Di tutte le cose presenti in terra e nel cielo, Tea l’aviatrice, aveva un’opinione ben precisa.
Sapeva fin da piccola quali fossero le cose che preferiva in assoluto: degli strumenti, la tromba, delle stagioni, l’estate, dei cibi la frutta, e di tutta la frutta, le ciliegie.
Tra il mare e la montagna preferiva il mare, tra i mari il Mar Ionio (l’aveva scelto perché le piaceva il nome), tra gli animali, le papere, perché le mettevano allegria ovunque le vedesse.
Tea amava scrivere ciò che le piaceva su un quaderno blu a righe grandi che portava sempre con sé, perché non voleva correre il rischio di dimenticare qualcosa. Eppure qualcosa che non quadrava c’era, ma cosa poteva essere? Che sciocca! Non aveva ancora scelto il suo fiore preferito.
“Beh farò presto” pensò, “Tra così tanta bellezza, non sarà difficile scegliere”.
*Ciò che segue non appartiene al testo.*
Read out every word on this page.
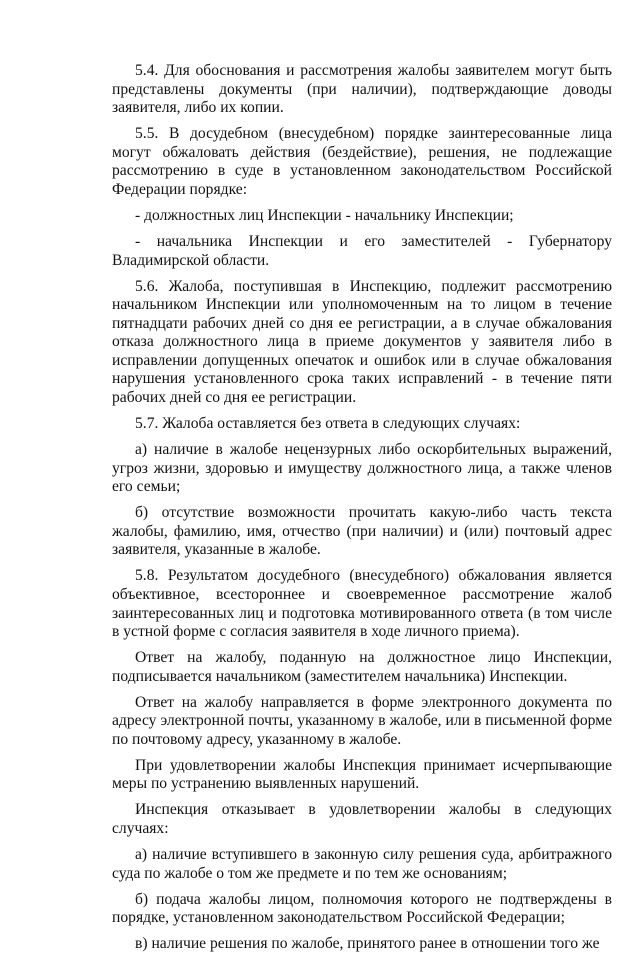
5.4. Для обоснования и рассмотрения жалобы заявителем могут быть представлены документы (при наличии), подтверждающие доводы заявителя, либо их копии.

5.5. В досудебном (внесудебном) порядке заинтересованные лица могут обжаловать действия (бездействие), решения, не подлежащие рассмотрению в суде в установленном законодательством Российской Федерации порядке:

- должностных лиц Инспекции - начальнику Инспекции;

- начальника Инспекции и его заместителей - Губернатору Владимирской области.

5.6. Жалоба, поступившая в Инспекцию, подлежит рассмотрению начальником Инспекции или уполномоченным на то лицом в течение пятнадцати рабочих дней со дня ее регистрации, а в случае обжалования отказа должностного лица в приеме документов у заявителя либо в исправлении допущенных опечаток и ошибок или в случае обжалования нарушения установленного срока таких исправлений - в течение пяти рабочих дней со дня ее регистрации.

5.7. Жалоба оставляется без ответа в следующих случаях:

а) наличие в жалобе нецензурных либо оскорбительных выражений, угроз жизни, здоровью и имуществу должностного лица, а также членов его семьи;

б) отсутствие возможности прочитать какую-либо часть текста жалобы, фамилию, имя, отчество (при наличии) и (или) почтовый адрес заявителя, указанные в жалобе.

5.8. Результатом досудебного (внесудебного) обжалования является объективное, всестороннее и своевременное рассмотрение жалоб заинтересованных лиц и подготовка мотивированного ответа (в том числе в устной форме с согласия заявителя в ходе личного приема).

Ответ на жалобу, поданную на должностное лицо Инспекции, подписывается начальником (заместителем начальника) Инспекции.

Ответ на жалобу направляется в форме электронного документа по адресу электронной почты, указанному в жалобе, или в письменной форме по почтовому адресу, указанному в жалобе.

При удовлетворении жалобы Инспекция принимает исчерпывающие меры по устранению выявленных нарушений.

Инспекция отказывает в удовлетворении жалобы в следующих случаях:

а) наличие вступившего в законную силу решения суда, арбитражного суда по жалобе о том же предмете и по тем же основаниям;

б) подача жалобы лицом, полномочия которого не подтверждены в порядке, установленном законодательством Российской Федерации;

в) наличие решения по жалобе, принятого ранее в отношении того же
E così prese in mano il Compendio internazionale dei fiori del mondo e iniziò a sfogliarlo.
Tea dovette ammettere che, a parte qualche rarissima eccezione, i fiori del mondo erano praticamente tutti belli, anche quelli più strani, anche quelli pelosi. Ma si rese anche conto che, di tutta quella miriade di petali, sepali, pistilli e stami, nessuno la convinceva, nessun fiore la rappresentava in pieno.
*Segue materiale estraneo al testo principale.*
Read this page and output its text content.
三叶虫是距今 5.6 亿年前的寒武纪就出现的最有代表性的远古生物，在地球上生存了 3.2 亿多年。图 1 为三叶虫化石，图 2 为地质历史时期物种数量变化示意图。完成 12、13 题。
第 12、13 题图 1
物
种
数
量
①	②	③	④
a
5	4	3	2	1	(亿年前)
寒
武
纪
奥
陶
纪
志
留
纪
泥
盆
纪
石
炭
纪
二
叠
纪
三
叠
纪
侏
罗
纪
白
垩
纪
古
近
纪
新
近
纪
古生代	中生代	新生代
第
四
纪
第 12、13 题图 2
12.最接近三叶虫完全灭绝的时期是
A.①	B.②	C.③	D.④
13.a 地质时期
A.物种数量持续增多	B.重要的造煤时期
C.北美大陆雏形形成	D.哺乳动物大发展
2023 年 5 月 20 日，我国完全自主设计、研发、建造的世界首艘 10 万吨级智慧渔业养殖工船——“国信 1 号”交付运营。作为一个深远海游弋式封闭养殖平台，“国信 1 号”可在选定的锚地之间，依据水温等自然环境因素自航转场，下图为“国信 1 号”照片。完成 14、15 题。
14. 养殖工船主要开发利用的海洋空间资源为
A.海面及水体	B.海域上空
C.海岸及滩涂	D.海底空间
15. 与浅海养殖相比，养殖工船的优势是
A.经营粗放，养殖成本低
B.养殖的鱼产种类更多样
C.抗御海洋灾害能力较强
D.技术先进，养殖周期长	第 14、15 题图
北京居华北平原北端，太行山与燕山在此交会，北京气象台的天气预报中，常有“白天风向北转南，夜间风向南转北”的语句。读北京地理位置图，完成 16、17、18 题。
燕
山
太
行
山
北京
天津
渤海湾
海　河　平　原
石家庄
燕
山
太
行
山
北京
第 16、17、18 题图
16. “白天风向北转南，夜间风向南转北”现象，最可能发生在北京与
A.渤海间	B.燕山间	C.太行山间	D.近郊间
Allora decise di creare il suo fiore perfetto.
Un grande vaso ce l’aveva, di terra ne era pieno il mondo, il sole avrebbe fatto il resto; ora le mancavano solo gli ingredienti da piantare.
Il suo fiore doveva essere bello (su questo non ci pioveva) e così prese il suo biplano a motore e in un pomeriggio volò su tutti i luoghi più belli della terra raccogliendo la bellezza da trapiantare poi nel vaso.
Volò su Parigi e su Mosca, sulle cascate del Niagara e sulla valle del Jiuzhaigou in Cina, passando per la Birmania e tra i fiordi Norvegesi. Sfrecciò tra le nubi vaporose delle Antille e raccolse i riflessi dei Caraibi. Volò su tutta l’Italia senza dimenticarsene nemmeno un centimetro. Volò ancora e ancora un po’, fin quando i suoi occhi poterono ritenersi soddisfatti.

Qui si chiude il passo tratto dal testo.